What the actors themselves are up to may also be less easy to interpret: yes, there is cross-dressing and hiding and general silliness which one can usually understand, and there’s certainly lots of this in Twelfth Night, but one also needs to be clear about the very diferent attitudes to courtship and marriage, which are woven into the complexities of the plot.

 

With this re-reading, I was struck quite forcefully by the perfection of the plot of the play, the wonderful symmetry of the story of brother and sister lost in shipwrecks and ending up with weddings at the end, as well as the chaos of the many subplots and distractions so artfully woven together, the Malvolio story and the antics of the two drunken knights, and the Duke and Olivia story that is not to be, with the added complexity in the role of Cesario as the go-between…

Ionesco: Le Roi Se Meurt

November 24, 2014

A review in the paper at the weekend of a revival of this play in English sent me back to it; the book I have I ‘forgot’ to return to school after I’d studied the play for French A level in 1972! It was my first introduction to the theatre of the absurd, and I suppose was one of the texts from which I began to learn and develop the skills of literary analysis and criticism which have played a major role in my life and work…

Coming back to this story of the reluctant death of a king who has always refused to come to terms with its inevitability is obviously very different, given that I’m rather closer to that possibility myself than I was way back in 1972. The metaphorical meanings were clearer, for a start: it’s the death of a king because everyone (Everyman?) is at the centre of his/her own universe, solipsistically: everything revolves around us, from our perspective, and no matter how significant we imagine we are, we must eventually let go of that importance, that permanence, and fade into insignificance. The king is aided and tormented by his two queens, one rather matter-of-fact, insistent on the necessity of what must happen, in a no-nonsense way, and the other representing attachment, to people and objects, all of which must be let go of… The interplay between acceptance and resistance is at the heart of the drama, as it surely is at the heart of the human condition, cruelly inevitable.

What attracted me to the play way back then – the absurdity which breaks through, which jars, which shocks us into new ways of seeing and responding – is just as powerful to me now. We create the meaning to our life if there is one, and there is another perspective from which it is absurd, a tale told by an idiot, signifying nothing. ( Ionesco later wrote a version of the Scottish play, too). I wondered then, and felt that the play was a tragedy, no easy thing to write in the godless twentieth century, and I still think so. Perhaps there isn’t a so much of a sense of tragic waste, but there is a sense of loss at the end as everything gradually vanishes and collapses around the dying king.

I spent quite a bit of time thinking about the title, which is a sort of play on words which cannot really be translated into English – the rather banal ‘Exit The King‘ doesn’t do it justice.

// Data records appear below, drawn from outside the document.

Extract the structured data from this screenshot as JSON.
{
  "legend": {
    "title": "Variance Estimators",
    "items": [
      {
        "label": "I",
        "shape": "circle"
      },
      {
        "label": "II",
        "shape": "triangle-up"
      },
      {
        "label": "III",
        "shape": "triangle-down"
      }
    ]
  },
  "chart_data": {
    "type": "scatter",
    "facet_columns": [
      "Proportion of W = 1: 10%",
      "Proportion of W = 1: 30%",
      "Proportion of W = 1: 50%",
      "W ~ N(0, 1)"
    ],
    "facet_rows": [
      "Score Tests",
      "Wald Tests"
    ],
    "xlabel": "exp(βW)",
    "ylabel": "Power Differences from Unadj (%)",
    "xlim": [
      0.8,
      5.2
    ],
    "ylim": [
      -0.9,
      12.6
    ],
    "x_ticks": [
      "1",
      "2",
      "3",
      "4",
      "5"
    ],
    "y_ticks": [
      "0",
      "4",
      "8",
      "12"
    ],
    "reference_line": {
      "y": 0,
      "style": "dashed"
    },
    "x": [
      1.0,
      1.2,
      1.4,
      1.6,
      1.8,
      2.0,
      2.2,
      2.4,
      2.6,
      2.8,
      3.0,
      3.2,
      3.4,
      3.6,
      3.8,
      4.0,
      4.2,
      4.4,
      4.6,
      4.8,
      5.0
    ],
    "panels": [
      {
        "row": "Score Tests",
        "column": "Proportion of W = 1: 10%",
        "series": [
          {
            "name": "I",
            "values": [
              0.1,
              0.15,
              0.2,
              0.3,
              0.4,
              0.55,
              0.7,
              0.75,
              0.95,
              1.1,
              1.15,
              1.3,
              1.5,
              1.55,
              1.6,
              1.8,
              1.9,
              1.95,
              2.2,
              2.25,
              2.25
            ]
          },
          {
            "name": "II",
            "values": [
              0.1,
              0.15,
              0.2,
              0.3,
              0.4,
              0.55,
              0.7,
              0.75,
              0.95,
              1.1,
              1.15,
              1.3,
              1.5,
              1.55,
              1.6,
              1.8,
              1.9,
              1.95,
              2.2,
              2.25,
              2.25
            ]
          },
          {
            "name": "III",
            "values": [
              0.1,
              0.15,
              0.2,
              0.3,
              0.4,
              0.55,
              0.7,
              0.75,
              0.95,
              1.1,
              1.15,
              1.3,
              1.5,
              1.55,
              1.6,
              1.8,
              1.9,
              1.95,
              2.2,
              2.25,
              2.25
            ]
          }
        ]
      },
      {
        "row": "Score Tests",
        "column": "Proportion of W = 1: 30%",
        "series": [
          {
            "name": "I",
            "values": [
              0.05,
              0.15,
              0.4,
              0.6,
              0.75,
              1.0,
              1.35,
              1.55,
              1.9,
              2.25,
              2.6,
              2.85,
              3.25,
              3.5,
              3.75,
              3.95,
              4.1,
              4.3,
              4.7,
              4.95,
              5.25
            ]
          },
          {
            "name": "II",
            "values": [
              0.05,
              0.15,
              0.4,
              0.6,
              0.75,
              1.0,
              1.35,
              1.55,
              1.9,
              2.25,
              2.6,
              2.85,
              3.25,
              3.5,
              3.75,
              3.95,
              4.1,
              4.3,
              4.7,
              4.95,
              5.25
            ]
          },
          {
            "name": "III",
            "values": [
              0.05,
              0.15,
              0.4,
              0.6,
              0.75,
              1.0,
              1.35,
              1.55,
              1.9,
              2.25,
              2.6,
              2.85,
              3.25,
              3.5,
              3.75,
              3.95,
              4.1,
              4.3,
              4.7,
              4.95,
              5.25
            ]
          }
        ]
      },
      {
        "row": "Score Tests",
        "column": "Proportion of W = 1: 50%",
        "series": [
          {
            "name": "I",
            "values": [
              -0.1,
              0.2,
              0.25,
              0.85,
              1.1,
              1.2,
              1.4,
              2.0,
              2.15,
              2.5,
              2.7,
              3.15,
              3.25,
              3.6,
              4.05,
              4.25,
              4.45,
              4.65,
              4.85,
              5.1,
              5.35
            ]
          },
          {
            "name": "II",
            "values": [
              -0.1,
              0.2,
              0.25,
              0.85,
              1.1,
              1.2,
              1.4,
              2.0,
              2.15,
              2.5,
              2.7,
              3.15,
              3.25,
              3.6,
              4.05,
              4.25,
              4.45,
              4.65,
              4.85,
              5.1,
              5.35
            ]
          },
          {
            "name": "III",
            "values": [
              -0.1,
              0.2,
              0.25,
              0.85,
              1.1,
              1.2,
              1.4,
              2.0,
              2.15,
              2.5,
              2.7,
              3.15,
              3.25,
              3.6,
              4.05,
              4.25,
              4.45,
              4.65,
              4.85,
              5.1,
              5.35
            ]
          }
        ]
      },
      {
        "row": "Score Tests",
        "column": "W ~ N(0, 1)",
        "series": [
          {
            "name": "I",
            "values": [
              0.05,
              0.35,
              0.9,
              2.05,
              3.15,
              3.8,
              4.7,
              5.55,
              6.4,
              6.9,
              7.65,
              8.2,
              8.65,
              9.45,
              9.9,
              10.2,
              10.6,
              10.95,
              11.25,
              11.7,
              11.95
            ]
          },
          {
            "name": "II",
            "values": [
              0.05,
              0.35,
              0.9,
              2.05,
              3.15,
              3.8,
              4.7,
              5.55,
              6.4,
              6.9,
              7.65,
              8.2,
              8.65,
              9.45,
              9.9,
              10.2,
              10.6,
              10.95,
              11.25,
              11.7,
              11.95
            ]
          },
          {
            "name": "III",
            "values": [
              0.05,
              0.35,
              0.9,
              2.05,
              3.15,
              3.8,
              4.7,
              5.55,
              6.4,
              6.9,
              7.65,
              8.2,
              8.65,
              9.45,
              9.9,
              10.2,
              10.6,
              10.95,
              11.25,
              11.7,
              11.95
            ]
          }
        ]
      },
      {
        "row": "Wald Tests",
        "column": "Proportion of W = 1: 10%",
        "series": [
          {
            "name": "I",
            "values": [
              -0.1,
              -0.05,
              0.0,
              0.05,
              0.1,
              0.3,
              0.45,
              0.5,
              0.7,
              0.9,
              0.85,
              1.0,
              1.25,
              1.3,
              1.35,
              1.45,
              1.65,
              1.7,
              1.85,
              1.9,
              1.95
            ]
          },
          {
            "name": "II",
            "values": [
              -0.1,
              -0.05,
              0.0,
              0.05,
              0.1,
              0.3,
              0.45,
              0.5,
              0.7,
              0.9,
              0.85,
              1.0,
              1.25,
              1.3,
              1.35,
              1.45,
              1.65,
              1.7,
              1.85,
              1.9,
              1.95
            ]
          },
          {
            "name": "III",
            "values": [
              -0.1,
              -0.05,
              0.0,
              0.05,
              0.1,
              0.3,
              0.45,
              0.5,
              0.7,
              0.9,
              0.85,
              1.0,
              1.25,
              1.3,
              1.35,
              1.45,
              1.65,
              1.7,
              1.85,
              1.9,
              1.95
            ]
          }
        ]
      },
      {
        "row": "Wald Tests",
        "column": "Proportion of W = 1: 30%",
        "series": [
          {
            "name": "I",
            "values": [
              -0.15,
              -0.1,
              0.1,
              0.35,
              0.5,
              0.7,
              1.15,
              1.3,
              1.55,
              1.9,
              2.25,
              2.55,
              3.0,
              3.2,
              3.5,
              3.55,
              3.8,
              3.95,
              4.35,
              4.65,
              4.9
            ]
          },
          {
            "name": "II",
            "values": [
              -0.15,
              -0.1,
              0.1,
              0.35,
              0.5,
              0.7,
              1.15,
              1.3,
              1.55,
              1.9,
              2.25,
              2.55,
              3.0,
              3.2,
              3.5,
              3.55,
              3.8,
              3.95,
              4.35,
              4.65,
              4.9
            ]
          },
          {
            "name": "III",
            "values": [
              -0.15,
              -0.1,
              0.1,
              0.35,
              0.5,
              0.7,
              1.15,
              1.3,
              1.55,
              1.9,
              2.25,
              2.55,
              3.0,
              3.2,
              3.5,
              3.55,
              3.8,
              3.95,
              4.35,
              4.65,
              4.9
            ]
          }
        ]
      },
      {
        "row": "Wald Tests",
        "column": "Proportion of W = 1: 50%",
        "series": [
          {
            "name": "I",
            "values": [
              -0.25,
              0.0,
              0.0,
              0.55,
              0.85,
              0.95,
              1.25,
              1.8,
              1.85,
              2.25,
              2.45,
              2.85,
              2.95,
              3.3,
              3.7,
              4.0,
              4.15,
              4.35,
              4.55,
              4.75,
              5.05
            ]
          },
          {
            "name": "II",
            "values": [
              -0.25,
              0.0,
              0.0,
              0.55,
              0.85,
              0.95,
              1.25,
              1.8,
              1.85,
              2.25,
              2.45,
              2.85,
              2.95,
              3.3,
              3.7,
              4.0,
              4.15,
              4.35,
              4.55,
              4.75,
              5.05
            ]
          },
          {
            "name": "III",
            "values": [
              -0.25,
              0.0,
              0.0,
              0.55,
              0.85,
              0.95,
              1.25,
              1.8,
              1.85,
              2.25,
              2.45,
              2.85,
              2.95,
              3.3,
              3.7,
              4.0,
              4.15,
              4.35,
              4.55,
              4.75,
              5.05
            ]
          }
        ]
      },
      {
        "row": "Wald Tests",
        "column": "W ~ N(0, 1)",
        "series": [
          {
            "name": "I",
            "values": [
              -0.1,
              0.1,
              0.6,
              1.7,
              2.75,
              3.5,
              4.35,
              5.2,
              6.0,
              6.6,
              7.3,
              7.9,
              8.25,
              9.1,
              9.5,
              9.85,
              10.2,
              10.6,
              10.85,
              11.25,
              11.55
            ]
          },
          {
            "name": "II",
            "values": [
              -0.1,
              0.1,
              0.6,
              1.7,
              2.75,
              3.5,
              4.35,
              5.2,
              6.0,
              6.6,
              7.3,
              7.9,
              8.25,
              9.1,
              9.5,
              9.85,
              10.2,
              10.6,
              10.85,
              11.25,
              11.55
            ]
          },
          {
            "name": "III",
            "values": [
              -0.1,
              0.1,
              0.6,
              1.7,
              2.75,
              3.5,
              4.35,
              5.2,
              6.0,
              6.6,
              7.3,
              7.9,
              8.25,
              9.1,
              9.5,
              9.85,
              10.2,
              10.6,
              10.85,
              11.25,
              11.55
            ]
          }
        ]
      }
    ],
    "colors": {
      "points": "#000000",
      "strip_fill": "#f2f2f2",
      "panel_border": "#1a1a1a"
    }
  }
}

The point is that the verb ‘mourir’ – to die – in French is a normal verb, whereas Ionesco makes it a reflexive verb, one of those curiosities which drive English learners of foreign languages to distraction; it’s on the same level as other things that one does for oneself, like getting dressed, sitting down, cleaning one’s teeth, so to make the verb ‘to die’ a verb like those others, gives it an extra edge: to die in himself? for himself? to himself?

And, I have always found a great profundity in the line from the play (translated here) “Everyone is the first person to die.” Think about it.